Over time, carbon dioxide dissolved into the oceans and these single-cell organisms converted it to oxygen. It then combined with minerals in the water and then the crust, taking more gas out of the atmosphere. In fact, the great majority of Earth's oxygen is sequestered in its crust. Once the minerals were “saturated,” the atmosphere’s oxygen content began to rise. At first, it combined with methane, turning it into carbon dioxide. This allowed more atmospheric cooling since CO2 is not as good an insulator as methane. The rest gathered in the air, soon UV radiation turned some into ozone which accumulated high in the atmosphere. The ozone blocked the harsh UV radiation harmful to life which allowed it to move up from the ocean depths to the surface and eventually onto land.

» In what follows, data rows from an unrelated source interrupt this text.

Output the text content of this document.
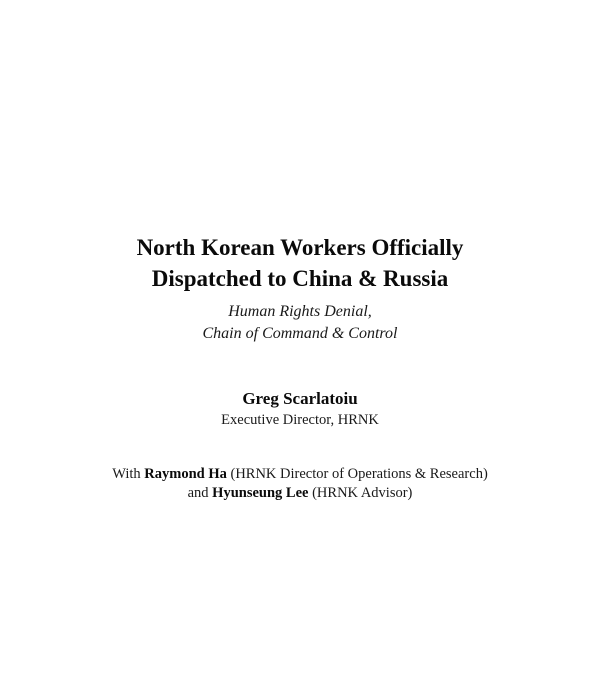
North Korean Workers Officially
Dispatched to China & Russia
Human Rights Denial,
Chain of Command & Control
Greg Scarlatoiu
Executive Director, HRNK
With Raymond Ha (HRNK Director of Operations & Research)
and Hyunseung Lee (HRNK Advisor)
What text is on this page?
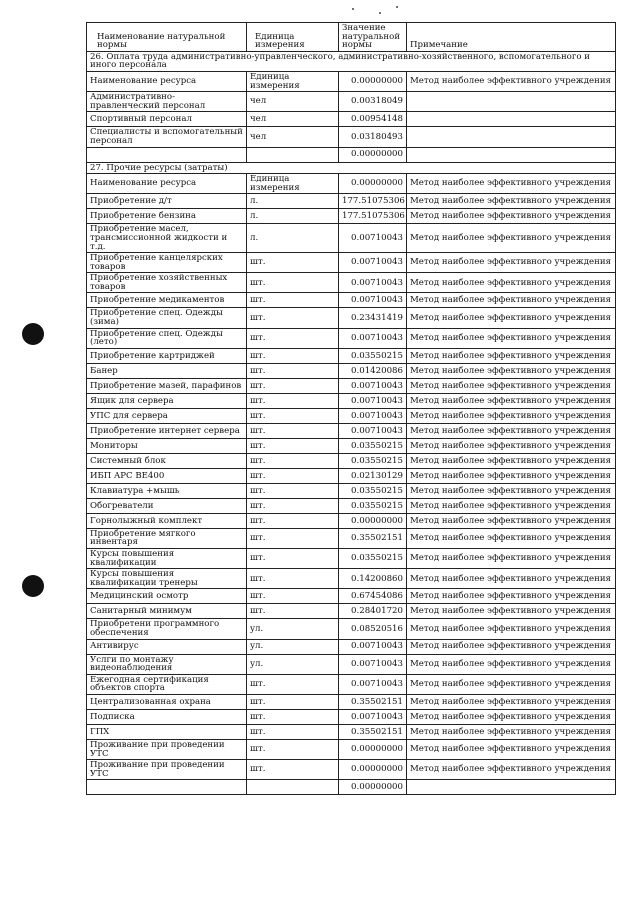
Наименование натуральной нормы	Единица измерения	Значение натуральной нормы	Примечание
26. Оплата труда административно-управленческого, административно-хозяйственного, вспомогательного и иного персонала			
Наименование ресурса	Единица измерения	0.00000000	Метод наиболее эффективного учреждения
Административно-правленческий персонал	чел	0.00318049	
Спортивный персонал	чел	0.00954148	
Специалисты и вспомогательный персонал	чел	0.03180493	
		0.00000000	
27. Прочие ресурсы (затраты)			
Наименование ресурса	Единица измерения	0.00000000	Метод наиболее эффективного учреждения
Приобретение д/т	л.	177.51075306	Метод наиболее эффективного учреждения
Приобретение бензина	л.	177.51075306	Метод наиболее эффективного учреждения
Приобретение масел, трансмиссионной жидкости и т.д.	л.	0.00710043	Метод наиболее эффективного учреждения
Приобретение канцелярских товаров	шт.	0.00710043	Метод наиболее эффективного учреждения
Приобретение хозяйственных товаров	шт.	0.00710043	Метод наиболее эффективного учреждения
Приобретение медикаментов	шт.	0.00710043	Метод наиболее эффективного учреждения
Приобретение спец. Одежды (зима)	шт.	0.23431419	Метод наиболее эффективного учреждения
Приобретение спец. Одежды (лето)	шт.	0.00710043	Метод наиболее эффективного учреждения
Приобретение картриджей	шт.	0.03550215	Метод наиболее эффективного учреждения
Банер	шт.	0.01420086	Метод наиболее эффективного учреждения
Приобретение мазей, парафинов	шт.	0.00710043	Метод наиболее эффективного учреждения
Ящик для сервера	шт.	0.00710043	Метод наиболее эффективного учреждения
УПС для сервера	шт.	0.00710043	Метод наиболее эффективного учреждения
Приобретение интернет сервера	шт.	0.00710043	Метод наиболее эффективного учреждения
Мониторы	шт.	0.03550215	Метод наиболее эффективного учреждения
Системный блок	шт.	0.03550215	Метод наиболее эффективного учреждения
ИБП APC BE400	шт.	0.02130129	Метод наиболее эффективного учреждения
Клавиатура +мышь	шт.	0.03550215	Метод наиболее эффективного учреждения
Обогреватели	шт.	0.03550215	Метод наиболее эффективного учреждения
Горнолыжный комплект	шт.	0.00000000	Метод наиболее эффективного учреждения
Приобретение мягкого инвентаря	шт.	0.35502151	Метод наиболее эффективного учреждения
Курсы повышения квалификации	шт.	0.03550215	Метод наиболее эффективного учреждения
Курсы повышения квалификации тренеры	шт.	0.14200860	Метод наиболее эффективного учреждения
Медицинский осмотр	шт.	0.67454086	Метод наиболее эффективного учреждения
Санитарный минимум	шт.	0.28401720	Метод наиболее эффективного учреждения
Приобретени программного обеспечения	ул.	0.08520516	Метод наиболее эффективного учреждения
Антивирус	ул.	0.00710043	Метод наиболее эффективного учреждения
Услги по монтажу видеонаблюдения	ул.	0.00710043	Метод наиболее эффективного учреждения
Ежегодная сертификация объектов спорта	шт.	0.00710043	Метод наиболее эффективного учреждения
Централизованная охрана	шт.	0.35502151	Метод наиболее эффективного учреждения
Подписка	шт.	0.00710043	Метод наиболее эффективного учреждения
ГПХ	шт.	0.35502151	Метод наиболее эффективного учреждения
Проживание при проведении УТС	шт.	0.00000000	Метод наиболее эффективного учреждения
Проживание при проведении УТС	шт.	0.00000000	Метод наиболее эффективного учреждения
		0.00000000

 As the atmosphere thinned, it became more transparent, revealing in order the Sun, then the Moon and then at night, the stars. They had always been there, they were just hidden by the clouds and obscured by the haze. Seen from space, the Earth changed from a world covered completely in clouds to one with partly cloudy skies, brilliant blue oceans, and brown land masses. The perpetual twilight also gave way to the discrete days and nights we are accustomed to.

By the end of the Proterozoic Eon, the Earth with its now transparent atmosphere, an ozone layer to stop the lethal UV radiation, and plenty of free oxygen, was ready for God's next phase: life on land.